Tapi minyak adalah milik mereka yang memiliki teknologi tinggi dan berbicara hal-hal yang terlampau rumit. Wong Rambang, Wong Jawe, Wong Ogan, dan warga kebanyakan di Rambang lebih senang berbicara tentang kebunnya. Salah satunya, adalah tentang behume. Berkebun. Istilah behume digunakan bagi mereka yang tengah membuka kebun baru. Dalam hal ini, khususnya adalah perkebunan karet. Daur hidup karet alam sendiri melalui masa waktu yang sangat panjang. Satu batang pohon karet alam bisa disadap untuk diambil getahnya hingga puluhan tahun, setidaknya hingga 30 tahun. Tergantung kualitas bibit yang ditanam. Ketika pohon-pohon karet tak lagi mengeluarkan getah putihnya, itulah saatnya bibit baru ditanam di sana.

 

Untuk membuka lahan baru itu, tak bisa sembarang merobohkan pohon-pohon lama dan menggantinya begitu saja. Pertama, pohon-pohon tua harus ditumbangkan dan tanah harus disiapkan ulang. Nunu, atau membakar pohon-pohon tua menjadi cara sederhana yang paling efektif. Jika dilakukan dengan baik dan bertanggungjawab, nunu tidak akan menyebabkan polusi asap seperti sering terjadi di wilayah dimana sering terjadi kabut asap.

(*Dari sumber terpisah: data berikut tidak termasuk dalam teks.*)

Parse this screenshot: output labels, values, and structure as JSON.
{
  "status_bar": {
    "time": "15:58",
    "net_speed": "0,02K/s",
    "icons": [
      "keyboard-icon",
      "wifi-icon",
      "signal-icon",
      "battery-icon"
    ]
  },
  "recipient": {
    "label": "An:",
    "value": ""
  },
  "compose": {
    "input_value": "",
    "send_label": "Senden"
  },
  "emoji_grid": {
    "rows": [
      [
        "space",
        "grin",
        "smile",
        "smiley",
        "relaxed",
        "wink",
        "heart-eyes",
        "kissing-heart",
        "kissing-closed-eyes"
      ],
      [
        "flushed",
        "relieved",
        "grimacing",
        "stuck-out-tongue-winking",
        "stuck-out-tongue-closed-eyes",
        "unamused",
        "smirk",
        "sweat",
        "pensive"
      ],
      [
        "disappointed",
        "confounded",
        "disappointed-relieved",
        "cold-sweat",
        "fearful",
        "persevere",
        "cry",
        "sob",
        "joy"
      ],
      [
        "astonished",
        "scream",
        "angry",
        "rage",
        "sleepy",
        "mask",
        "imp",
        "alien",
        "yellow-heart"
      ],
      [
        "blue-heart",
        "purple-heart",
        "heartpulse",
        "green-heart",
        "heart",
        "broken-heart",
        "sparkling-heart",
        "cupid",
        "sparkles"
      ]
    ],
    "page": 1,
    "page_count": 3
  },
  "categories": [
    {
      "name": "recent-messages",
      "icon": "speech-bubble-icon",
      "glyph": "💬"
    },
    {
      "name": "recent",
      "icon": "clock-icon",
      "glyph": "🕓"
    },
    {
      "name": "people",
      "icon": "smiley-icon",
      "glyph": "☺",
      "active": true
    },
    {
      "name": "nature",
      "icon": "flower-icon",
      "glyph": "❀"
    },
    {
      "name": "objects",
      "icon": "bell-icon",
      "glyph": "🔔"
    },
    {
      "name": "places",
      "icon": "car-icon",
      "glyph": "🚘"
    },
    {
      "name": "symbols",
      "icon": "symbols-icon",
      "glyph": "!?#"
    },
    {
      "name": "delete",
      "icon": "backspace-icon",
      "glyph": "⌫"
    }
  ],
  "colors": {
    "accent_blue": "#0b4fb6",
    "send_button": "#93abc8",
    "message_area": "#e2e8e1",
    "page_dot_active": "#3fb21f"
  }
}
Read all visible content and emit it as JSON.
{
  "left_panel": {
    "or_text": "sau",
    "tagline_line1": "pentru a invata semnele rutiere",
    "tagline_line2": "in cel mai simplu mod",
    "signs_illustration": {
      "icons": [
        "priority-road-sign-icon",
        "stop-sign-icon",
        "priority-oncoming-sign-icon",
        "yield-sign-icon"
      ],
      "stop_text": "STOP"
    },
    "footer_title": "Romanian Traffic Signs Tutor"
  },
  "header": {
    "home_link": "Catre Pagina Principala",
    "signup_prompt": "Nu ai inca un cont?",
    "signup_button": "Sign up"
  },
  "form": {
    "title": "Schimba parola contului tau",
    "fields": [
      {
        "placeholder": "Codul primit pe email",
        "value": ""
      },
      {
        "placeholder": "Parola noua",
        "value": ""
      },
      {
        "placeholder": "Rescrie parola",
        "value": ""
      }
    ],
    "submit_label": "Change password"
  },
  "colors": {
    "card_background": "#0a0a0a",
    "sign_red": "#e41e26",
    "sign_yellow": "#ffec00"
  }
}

Salah satunya dengan tidak membakar sekaligus wilayah perkebunan yang terlampau luas. Sebelum membakar wilayah perkebunan yang pohonnya telah tua, warga juga menyiapkan jarak antara yang bersih dari dahan dan daun kering ke wilayah perkebunan di sekitarnya untuk mencegah menyebarnya api ke wilayah yang tak diinginkan.

 

Nunu biasanya dilakukan ketika musim kemarau datang. Agar tanah bisa diolah ketika musim penghujan berikutnya datang. Tanah yang terbakar beserta arang-arang dari batang pohon menjadi pupuk alam yang akan menyehatkan tanah secara alami. Menuju saat tanam dimulai, tanah juga dibersihkan dari akar-akar tua untuk mencegah berkembangnya jamur akar putih, salah satu jamur perusak tanaman karet. Gulma-gulma dan rumput-rumput liar juga dibersihkan. Sebelum akhirnya bibit-bibit karet baru ditanam dalam jarak-jarak yang presisi antara satu dengan yang lainnya.

 

Pohon karet muda baru bisa diambil getahnya pada usia enam atau tujuh tahun. Orang-orang di Rambang menyebutnya sebagai nakok, bahasa lokal untuk menyadap. Selama masa tunggu ini, mereka belum bisa nakok batang karet. Dalam masa tunggu inilah, behume dimulai.              

 

 

 

 

 

 

*Lom pacak nakok, gi ad mentok adalah kalimat dalam Bahasa Rambang yang artinya: meski belum bisa menyadap, masih ada ubi. Narasi ini akan dibagi menjadi tiga bagian tulisan yang akan mencoba menceritakan tentang kehidupan para petani di talang ketika behume. Kenapa ini menarik, karena mereka merupakan para orangtua dari siswa-siswa di sekolah tempat kami mengajar. Dari sini, akan terlihat bagaimana pola hidup mereka sehari-hari dan dalam bertani.